All optical electrophysiology with FlicR1 indicator in mammalian cells and comparison with R-GECO1 photoactivation. A, B, Image of HeLa cells coexpressing FlicR1 (A) and ChIEF-Citrine (B). C, Image of HeLa cells expressing FlicR1 only. D, Fluorescence trace of FlicR1 in HeLa cells activated by 5 Hz stimulation of ChIEF using 405 nm laser pulses. Shown is a trace from the cell in A. E, Fluorescence trace of FlicR1 in HeLa cells activated by 10 Hz stimulation of ChIEF using 405 nm laser pulses. Shown is a trace from the cell in A. F, Control fluorescence trace for FlicR1 in HeLa cells using 405 nm laser pulses without coexpression of ChIEF. Shown is a trace from the cell in C. G, Image of HeLa cells expressing R-GECO1 only. H, I, Image of HeLa cells coexpressing R-GECO1 (H) and ChIEF-Citrine (I). J, Control fluorescence trace for R-GECO1 in HeLa cells using 405 nm laser pulses. Shown is a trace from the cell in G. K, Fluorescence trace of R-GECO1 in HeLa cells activated by stimulation of ChIEF using 405 nm laser pulses. Shown is a trace from the cell in H. Fluorescence traces were recorded at 100 Hz. The intensity of yellow light used to image FlicR1 and R-GECO1 was 60 mW/cm². 405 nm laser intensity to activate ChIEF was 20 mW/cm² in all experiments.

Figure 8.

All-optical electrophysiology using FlicR1 in cultured hippocampal neurons.
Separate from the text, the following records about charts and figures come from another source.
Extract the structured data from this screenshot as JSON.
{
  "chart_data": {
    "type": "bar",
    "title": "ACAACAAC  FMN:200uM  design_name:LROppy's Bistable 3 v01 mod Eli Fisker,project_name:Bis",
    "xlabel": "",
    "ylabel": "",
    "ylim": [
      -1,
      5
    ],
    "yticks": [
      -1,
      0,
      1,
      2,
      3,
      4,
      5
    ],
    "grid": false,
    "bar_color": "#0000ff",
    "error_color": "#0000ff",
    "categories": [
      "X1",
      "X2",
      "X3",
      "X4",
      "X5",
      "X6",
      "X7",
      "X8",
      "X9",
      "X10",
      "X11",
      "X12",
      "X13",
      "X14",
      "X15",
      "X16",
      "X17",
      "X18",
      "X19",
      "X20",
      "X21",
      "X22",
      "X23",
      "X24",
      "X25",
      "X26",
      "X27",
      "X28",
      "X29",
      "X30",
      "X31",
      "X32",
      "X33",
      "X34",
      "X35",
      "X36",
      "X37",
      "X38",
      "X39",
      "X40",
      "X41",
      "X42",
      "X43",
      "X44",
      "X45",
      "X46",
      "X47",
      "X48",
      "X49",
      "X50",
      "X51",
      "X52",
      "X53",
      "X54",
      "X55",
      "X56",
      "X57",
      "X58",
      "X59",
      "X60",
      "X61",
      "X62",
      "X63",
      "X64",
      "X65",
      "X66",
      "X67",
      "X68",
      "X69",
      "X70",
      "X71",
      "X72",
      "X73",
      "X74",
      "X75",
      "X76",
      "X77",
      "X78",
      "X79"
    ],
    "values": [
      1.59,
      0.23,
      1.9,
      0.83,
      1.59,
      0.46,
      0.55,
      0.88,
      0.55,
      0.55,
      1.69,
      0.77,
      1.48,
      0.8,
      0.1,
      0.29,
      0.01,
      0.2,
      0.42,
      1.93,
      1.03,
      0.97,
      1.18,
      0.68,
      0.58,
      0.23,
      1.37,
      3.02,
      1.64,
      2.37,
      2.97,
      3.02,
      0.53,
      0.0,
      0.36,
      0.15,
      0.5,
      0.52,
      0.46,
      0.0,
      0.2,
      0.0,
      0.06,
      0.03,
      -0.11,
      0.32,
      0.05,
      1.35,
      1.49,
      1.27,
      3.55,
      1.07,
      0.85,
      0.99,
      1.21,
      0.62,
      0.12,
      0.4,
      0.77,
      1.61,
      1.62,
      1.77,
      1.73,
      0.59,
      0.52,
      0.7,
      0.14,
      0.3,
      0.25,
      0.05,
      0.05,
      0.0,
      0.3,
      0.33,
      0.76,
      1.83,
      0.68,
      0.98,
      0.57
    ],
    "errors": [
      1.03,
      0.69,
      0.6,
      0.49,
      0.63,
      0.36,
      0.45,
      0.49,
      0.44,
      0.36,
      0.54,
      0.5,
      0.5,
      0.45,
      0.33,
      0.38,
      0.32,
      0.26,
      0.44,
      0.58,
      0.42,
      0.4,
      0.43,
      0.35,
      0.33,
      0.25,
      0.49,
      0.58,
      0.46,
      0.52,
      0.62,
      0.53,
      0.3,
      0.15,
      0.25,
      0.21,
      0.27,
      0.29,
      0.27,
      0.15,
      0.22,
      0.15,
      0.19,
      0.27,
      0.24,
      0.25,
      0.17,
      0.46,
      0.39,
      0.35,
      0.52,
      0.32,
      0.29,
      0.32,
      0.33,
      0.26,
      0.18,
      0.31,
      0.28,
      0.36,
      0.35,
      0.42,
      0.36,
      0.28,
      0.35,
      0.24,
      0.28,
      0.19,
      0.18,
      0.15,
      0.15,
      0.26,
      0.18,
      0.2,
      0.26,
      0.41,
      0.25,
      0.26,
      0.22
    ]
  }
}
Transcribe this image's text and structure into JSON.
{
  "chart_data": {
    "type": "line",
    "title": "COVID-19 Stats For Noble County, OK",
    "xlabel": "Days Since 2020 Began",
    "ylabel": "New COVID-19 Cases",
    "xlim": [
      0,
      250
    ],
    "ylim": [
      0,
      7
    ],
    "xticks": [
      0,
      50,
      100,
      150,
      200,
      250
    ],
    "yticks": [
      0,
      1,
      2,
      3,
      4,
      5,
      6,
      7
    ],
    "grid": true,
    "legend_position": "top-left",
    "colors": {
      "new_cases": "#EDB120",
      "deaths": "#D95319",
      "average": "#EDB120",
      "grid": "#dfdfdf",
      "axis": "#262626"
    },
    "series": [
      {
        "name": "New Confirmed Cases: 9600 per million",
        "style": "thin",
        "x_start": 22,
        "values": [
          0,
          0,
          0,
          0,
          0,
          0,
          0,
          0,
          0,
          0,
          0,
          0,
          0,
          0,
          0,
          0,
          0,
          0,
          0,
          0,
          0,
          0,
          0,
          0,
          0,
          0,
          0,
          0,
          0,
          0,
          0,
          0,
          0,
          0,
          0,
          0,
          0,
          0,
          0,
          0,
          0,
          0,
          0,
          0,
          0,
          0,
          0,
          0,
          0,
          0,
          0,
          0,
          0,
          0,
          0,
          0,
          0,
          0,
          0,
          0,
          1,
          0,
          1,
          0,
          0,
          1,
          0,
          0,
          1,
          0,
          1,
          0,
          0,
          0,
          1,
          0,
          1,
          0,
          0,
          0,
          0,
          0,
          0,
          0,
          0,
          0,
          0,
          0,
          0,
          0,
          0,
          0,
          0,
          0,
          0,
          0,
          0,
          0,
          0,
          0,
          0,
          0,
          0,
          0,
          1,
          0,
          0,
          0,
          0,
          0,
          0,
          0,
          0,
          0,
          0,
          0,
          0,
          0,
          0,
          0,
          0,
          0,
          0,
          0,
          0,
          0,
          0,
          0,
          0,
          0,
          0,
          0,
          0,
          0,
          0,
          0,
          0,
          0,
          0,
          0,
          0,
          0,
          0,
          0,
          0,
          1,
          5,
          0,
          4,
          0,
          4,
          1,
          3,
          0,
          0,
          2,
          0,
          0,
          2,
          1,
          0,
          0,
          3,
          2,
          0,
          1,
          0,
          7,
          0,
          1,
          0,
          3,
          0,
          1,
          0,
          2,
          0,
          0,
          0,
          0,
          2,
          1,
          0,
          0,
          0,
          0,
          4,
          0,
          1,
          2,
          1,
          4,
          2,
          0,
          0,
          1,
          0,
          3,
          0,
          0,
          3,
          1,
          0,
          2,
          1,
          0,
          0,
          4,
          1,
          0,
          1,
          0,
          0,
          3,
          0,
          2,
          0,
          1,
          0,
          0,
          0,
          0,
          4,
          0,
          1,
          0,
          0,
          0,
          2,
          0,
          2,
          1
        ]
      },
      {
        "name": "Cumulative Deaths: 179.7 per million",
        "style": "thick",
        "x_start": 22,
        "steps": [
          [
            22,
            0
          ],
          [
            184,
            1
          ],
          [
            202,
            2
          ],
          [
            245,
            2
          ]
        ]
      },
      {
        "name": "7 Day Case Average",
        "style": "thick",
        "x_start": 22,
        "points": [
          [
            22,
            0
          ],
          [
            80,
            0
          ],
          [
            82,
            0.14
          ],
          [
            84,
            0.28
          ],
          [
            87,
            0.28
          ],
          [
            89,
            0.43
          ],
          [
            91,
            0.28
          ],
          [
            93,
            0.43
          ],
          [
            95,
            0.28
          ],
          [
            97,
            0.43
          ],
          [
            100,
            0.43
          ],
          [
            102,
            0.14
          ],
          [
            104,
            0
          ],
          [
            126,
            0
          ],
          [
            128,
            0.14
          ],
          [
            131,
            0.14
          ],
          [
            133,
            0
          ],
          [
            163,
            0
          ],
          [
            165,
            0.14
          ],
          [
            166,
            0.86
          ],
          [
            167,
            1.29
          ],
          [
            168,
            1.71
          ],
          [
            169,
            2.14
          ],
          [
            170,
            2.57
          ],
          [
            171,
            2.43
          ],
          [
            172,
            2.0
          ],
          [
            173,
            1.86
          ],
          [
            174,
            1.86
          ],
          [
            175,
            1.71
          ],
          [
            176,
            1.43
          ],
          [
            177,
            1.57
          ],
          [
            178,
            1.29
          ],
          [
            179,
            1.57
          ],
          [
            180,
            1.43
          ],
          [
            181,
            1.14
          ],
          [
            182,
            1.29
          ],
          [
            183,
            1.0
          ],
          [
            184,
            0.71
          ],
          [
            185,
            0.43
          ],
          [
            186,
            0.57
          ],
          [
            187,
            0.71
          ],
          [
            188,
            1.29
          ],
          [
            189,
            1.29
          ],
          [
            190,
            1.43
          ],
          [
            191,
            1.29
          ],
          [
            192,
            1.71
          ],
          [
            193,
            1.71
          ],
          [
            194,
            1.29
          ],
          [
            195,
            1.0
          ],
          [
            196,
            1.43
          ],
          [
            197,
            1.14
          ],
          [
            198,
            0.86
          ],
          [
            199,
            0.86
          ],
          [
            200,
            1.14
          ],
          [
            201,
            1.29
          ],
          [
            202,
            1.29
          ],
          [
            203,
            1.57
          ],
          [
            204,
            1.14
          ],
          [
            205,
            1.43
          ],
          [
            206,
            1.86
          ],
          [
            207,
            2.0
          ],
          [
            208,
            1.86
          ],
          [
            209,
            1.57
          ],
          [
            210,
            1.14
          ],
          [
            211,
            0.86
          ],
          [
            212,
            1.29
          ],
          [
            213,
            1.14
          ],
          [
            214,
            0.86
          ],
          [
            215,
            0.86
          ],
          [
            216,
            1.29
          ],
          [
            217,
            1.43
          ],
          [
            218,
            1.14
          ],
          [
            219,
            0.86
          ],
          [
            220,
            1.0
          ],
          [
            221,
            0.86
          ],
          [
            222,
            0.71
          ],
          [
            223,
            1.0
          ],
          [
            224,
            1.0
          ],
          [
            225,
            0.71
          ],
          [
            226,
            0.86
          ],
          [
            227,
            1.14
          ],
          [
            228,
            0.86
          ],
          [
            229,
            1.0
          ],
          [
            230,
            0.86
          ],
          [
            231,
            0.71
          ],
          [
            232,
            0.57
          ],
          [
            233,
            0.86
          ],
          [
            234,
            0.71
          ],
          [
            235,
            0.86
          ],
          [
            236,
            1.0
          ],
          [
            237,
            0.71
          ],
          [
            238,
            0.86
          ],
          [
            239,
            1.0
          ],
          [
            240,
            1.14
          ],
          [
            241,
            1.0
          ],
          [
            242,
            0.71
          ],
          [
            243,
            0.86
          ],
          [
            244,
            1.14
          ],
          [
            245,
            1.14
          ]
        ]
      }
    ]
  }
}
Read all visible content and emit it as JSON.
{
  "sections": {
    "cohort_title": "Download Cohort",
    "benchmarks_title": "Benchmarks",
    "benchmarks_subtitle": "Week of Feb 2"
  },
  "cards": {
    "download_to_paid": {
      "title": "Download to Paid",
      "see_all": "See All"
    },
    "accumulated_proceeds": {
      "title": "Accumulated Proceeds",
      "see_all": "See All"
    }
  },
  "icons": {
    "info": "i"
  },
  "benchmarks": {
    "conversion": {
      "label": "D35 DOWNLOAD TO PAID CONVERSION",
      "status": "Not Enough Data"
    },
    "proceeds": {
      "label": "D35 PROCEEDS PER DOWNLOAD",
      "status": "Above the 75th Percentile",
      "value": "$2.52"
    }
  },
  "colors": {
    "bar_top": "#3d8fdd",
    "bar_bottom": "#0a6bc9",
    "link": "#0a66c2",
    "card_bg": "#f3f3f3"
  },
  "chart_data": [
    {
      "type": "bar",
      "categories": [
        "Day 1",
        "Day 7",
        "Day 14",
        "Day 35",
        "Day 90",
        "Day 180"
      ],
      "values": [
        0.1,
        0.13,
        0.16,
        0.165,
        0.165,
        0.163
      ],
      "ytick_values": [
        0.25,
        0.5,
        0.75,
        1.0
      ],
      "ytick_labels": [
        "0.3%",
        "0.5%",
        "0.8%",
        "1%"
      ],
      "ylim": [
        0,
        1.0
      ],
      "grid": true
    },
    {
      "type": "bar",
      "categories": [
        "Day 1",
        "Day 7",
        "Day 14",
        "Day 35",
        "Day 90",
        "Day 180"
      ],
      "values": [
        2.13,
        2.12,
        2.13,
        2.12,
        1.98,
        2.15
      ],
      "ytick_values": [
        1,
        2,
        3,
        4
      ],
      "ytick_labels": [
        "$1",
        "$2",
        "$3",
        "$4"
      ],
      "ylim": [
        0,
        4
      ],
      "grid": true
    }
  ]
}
A, Diagram showing experimental setup using a digital micromirror device (DMD) to target the blue light to the neuronal processes. B, Red, FlicR1 fluorescence readout from single-trial optical recording of single action potentials initiated by pulses of blue light illumination using the experimental setup shown in A. Yellow illumination to image FlicR1 was 10 W/cm². Black, Patch-clamp recording. Blue, 488 nm illumination (10 ms, 0.5–2 W/cm²). C, Magnification of traces in B marked with black borderline. D, Patch-clamp recording of neuron expressing PsChR when exposed to 561 nm laser (10 W/cm²). This illumination depolarized the cell by 14 mV, but did not induce action potentials on its own. All fluorescence traces are bleach corrected. Fluorescence trace was collected at a frame rate of 500 Hz using an EMCCD camera. Fluorescence trace in C is filtered with Savitzky–Golay smoothing (5 points).